Und diesen Brief musste ich der Oberin lesen lassen. Ich habe heimlich noch einen Brief geschrieben

und zwar in Geheimschrift – mit Zahlen statt mit Buchstaben.

Zum Beispiel: A=1, B=2, C=3 und so weiter. Gottseidank ist es jetzt nicht mehr so.

Ich habe eine Wohnung. Ich habe auch ein Handy. Und ich kann Post empfangen, die niemand anderer liest. Und ich kann selber bestimmen,  was ich wem lesen lasse.

 

Menschen mit Beeinträchtigungen können die Einrichtung uneingeschränkt nutzen.

Als Interessen-Vertreterin kann ich das IV-Büro nutzen. Ich kann unsere Gemeinschaftsräume nutzen

und ich kann die Bücherei nutzen. Aber: Rollstuhlfahrer könnten uns nicht besuchen, weil es in unserer Wohngruppe keinen Aufzug gibt.

 

Menschen mit Beeinträchtigungen wissen, wie sie mit Gewalt umgehen können.

Früher waren sogar die Betreuungs-Personen bzw. die Schwestern gewalttätig, wenn ihnen an den Mädchen etwas nicht gepasst hat. Sie haben uns zwar nicht geschlagen, aber ziemlich hart angepackt. Sie haben mich gezwungen, etwas zu essen, vor dem mir gegraust hat.

Ich bin auch gezwungen worden, in die Kapelle zu gehen, obwohl ich Besuch hatte. Und ich bin bloßgestellt worden, weil mir durch die Periode ein Malheur passiert ist. Später wurden diese Methoden abgeschafft. Wenn ich Besuch habe, kann ich mit dem Besuch alleine sein. Ich werde zu nichts gezwungen. Ich werde auch nicht bloßgestellt. Bei uns hat es auch einen Selbstverteidigungs-Kurs  gegeben. Und ich weiß, wie ich mich vor Gewalt schützen kann.


Menschen mit Beeinträchtigungen haben einen Interessen-Vertretung.

Seit 2010 bin ich Interessen-Vertreterin. Vorher nur für IV Arbeit, seit 2016 für IV Wohnen.

Früher hat es dies nicht gegeben. Da waren für alle Menschen mit Beeinträchtigungen

die Betreuungs-Personen bzw. die Schwestern da. Wir Mädchen hatten nichts zu sagen. Wir konnten uns selbst nicht vertreten und wir konnten andere Mädchen nicht vertreten. Wenn sich wer für wem anderen eingesetzt hat, hat es eine Maßregelung gegeben. Wir haben uns nirgends einmischen dürfen, zumindest fast nirgends. Ein anderes Mädchen hat mir schon einmal geholfen. Und zwar, als es eine Kasten-Kontrolle gegeben hat. 2002 habe ich das Angebot zur Ausbildung SUD bekommen. Das heißt: Selbst Und Direkt. Das war eine Ausbildung zur Selbstvertretung. Und daraus wurde bei mir später die Interessen- Vertretung.

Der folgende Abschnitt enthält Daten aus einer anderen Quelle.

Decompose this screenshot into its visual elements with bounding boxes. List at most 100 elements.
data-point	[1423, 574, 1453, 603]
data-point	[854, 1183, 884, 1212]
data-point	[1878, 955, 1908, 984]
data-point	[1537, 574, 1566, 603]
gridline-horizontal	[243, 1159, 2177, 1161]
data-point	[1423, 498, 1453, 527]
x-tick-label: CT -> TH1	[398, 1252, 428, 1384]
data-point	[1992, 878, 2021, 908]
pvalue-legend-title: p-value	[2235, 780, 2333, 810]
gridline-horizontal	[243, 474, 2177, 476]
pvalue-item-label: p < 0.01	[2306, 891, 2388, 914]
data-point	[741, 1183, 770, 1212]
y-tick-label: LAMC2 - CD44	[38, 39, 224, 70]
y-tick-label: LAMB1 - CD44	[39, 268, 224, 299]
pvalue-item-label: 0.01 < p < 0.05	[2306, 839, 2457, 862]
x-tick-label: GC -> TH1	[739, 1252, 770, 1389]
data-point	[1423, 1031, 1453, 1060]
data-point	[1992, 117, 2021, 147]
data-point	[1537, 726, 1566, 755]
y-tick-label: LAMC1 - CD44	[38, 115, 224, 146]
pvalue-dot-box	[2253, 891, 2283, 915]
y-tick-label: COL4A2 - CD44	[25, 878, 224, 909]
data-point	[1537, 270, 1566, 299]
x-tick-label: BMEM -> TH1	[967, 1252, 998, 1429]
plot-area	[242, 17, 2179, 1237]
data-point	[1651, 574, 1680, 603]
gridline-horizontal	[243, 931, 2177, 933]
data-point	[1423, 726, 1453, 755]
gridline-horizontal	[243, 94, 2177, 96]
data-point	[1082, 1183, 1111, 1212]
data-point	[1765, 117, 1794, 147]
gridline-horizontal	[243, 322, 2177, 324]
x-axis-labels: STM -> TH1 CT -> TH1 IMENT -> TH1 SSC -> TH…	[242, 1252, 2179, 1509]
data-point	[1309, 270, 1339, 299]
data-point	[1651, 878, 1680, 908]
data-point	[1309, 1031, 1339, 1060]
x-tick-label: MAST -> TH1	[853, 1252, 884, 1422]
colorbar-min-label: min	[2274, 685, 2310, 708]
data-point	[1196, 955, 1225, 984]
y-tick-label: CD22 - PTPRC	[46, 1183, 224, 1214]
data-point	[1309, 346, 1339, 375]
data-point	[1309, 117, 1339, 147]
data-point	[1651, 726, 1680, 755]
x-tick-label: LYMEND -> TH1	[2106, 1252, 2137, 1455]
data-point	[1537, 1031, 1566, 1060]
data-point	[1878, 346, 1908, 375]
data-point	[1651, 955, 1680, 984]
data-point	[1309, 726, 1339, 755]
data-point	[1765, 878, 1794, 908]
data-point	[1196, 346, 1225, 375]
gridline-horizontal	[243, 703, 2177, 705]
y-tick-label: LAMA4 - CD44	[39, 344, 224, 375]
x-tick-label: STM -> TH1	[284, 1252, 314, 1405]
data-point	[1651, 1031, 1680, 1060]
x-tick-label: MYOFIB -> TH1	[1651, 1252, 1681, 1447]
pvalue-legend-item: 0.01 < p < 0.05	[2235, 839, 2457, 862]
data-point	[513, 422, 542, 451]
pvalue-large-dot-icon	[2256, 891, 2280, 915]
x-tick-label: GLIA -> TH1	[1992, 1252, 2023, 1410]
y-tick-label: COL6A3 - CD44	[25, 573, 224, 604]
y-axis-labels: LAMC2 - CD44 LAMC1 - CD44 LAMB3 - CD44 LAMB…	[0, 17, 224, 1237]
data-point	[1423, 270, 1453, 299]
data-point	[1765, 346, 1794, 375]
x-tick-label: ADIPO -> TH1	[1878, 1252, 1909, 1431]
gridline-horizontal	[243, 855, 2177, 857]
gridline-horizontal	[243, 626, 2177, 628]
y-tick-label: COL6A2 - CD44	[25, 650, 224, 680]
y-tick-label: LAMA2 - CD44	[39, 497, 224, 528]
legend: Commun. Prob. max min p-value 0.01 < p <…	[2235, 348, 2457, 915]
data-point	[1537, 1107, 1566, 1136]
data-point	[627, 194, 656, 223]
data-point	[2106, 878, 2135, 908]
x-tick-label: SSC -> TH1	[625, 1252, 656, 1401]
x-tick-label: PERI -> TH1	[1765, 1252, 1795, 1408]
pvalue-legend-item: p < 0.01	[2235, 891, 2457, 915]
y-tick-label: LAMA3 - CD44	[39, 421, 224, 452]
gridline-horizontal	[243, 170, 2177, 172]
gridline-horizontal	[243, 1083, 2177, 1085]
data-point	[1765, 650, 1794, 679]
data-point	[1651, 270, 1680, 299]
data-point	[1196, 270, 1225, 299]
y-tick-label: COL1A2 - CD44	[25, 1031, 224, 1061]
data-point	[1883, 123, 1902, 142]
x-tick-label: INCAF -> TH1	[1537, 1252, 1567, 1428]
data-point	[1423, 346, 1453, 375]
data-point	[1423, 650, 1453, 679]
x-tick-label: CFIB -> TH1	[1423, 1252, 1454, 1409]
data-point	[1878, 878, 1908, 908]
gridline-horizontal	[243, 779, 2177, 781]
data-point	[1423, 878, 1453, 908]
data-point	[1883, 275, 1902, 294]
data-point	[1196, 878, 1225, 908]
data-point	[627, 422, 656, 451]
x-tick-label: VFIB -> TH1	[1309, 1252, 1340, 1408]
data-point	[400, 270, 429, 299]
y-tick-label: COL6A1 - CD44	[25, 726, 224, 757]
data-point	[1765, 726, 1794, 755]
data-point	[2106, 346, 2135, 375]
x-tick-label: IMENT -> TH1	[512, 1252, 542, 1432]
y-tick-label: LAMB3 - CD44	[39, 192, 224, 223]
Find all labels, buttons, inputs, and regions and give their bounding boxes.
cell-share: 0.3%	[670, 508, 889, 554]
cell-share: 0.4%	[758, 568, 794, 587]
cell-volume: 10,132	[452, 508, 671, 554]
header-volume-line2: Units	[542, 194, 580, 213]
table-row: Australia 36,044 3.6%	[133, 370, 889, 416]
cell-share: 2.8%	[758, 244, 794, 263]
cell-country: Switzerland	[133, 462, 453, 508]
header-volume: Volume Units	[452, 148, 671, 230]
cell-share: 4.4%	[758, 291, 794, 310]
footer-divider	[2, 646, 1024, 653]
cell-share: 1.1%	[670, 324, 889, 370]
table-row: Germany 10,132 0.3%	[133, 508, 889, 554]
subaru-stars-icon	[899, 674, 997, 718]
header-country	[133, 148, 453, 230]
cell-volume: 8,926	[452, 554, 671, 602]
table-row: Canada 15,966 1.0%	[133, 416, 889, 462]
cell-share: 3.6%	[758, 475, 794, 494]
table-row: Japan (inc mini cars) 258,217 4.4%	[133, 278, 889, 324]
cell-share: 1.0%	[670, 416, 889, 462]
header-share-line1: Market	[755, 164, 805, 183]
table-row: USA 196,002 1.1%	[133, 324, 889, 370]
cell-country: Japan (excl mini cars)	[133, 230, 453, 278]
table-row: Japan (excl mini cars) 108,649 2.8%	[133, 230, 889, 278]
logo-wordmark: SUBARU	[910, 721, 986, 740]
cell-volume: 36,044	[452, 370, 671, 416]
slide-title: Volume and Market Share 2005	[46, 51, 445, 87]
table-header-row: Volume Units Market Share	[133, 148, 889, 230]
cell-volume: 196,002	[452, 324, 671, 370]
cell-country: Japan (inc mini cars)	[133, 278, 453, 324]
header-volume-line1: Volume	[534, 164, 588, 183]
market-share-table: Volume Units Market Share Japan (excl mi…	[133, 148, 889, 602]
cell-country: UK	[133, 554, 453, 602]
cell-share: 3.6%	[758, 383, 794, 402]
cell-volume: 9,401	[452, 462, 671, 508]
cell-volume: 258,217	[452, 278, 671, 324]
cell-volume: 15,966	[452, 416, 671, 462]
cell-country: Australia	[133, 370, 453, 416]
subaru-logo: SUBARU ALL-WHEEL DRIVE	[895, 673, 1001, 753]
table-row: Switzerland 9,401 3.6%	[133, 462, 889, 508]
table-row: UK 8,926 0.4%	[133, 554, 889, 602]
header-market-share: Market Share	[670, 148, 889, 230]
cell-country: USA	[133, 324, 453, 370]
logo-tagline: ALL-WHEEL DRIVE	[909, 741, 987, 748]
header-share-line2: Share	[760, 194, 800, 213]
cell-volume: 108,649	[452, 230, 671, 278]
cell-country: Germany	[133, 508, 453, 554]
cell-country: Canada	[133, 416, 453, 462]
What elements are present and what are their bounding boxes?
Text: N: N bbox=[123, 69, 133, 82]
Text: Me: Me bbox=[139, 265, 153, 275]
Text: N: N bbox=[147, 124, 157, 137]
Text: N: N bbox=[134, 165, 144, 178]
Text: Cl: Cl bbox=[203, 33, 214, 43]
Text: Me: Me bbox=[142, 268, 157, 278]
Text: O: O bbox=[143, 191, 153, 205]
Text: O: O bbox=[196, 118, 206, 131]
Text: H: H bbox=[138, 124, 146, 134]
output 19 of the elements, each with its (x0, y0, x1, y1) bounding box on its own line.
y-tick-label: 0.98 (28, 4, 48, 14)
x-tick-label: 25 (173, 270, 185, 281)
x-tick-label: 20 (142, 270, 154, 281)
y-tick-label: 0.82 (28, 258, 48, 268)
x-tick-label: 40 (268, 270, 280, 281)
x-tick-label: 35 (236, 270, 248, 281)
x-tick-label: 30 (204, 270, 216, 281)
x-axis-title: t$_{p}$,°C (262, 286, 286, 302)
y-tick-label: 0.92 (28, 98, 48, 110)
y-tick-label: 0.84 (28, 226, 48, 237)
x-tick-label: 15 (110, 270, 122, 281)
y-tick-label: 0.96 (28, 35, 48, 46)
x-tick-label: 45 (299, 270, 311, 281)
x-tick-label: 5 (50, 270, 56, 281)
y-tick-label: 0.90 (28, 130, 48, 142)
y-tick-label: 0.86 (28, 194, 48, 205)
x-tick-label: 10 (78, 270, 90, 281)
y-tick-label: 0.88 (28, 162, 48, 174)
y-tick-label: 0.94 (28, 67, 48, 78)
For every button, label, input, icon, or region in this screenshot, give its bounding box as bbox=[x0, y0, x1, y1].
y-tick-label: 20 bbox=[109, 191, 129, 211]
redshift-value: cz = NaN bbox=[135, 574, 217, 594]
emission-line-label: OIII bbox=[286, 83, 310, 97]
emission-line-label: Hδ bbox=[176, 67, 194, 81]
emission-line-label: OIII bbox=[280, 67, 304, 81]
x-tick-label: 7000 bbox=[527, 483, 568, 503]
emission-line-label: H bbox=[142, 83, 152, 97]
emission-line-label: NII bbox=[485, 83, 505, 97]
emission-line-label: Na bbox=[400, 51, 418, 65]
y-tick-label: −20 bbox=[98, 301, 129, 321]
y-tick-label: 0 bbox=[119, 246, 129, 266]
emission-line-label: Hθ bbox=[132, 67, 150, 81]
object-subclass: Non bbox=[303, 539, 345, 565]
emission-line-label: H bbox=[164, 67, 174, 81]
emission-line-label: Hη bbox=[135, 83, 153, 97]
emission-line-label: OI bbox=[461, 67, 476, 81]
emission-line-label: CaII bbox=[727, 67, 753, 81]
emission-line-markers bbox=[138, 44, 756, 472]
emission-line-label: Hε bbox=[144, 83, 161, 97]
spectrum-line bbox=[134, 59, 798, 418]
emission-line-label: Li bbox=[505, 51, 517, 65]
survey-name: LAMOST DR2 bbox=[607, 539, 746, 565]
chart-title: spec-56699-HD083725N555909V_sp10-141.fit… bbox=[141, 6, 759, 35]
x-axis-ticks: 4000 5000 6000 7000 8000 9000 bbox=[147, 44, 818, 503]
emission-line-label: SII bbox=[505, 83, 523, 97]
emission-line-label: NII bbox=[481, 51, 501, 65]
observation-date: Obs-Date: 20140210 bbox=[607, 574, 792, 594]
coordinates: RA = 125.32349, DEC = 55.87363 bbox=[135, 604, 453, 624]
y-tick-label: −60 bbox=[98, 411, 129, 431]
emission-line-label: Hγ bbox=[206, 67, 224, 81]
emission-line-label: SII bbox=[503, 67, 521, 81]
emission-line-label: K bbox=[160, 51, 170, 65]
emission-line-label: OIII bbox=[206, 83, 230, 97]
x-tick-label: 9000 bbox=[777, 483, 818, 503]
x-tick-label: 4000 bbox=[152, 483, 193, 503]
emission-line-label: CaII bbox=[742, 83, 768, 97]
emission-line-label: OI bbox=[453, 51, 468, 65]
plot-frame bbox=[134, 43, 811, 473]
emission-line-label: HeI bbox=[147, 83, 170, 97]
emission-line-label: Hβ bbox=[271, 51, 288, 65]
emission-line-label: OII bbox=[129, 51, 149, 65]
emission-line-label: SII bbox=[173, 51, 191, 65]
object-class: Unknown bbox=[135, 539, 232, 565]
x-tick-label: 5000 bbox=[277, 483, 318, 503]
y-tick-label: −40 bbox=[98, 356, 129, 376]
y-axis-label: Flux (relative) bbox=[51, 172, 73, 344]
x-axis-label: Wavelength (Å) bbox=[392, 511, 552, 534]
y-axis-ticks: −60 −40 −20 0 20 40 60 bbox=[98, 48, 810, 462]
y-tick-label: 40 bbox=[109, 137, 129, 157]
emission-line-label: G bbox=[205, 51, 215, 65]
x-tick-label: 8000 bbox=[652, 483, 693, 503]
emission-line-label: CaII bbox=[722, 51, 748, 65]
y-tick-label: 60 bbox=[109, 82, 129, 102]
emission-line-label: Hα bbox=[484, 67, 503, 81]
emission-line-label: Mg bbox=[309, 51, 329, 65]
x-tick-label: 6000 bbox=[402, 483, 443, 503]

Jetzt bin ich schon lange Interessen-Vertretern

Und ich bin froh, dass es eine Interessen-Vertretung gibt.

geschrieben von
Cornelia Pfeiffer

Auszug Laudatio von Ludwig Laher zu
„45 Jahre in einer Einrichtung“

Cornelia Pfeiffer hat einen wunderbaren, umfangreichen Sachtext verfasst, der Leserinnen und Leser auch emotional berührt. Denn die Autorin führt uns einerseits lebendig vor Augen, wie insensibel, übergriffig, unnötig bevormundend man vor noch nicht allzu langer Zeit mit Menschen, mit Frauen wie ihr umgegangen ist. Ihre präzisen, übersichtlich gegliederten Vergleiche von einst und jetzt sind bestechend. Andererseits dokumentiert diese Prosa eindrucksvoll das ungeheure Reflexionsniveau, das eine sozial engagierte, strukturell denkende Frau wie Frau Pfeiffer im Verein mit dem nötigen Selbstbewusstsein an den Tag legt.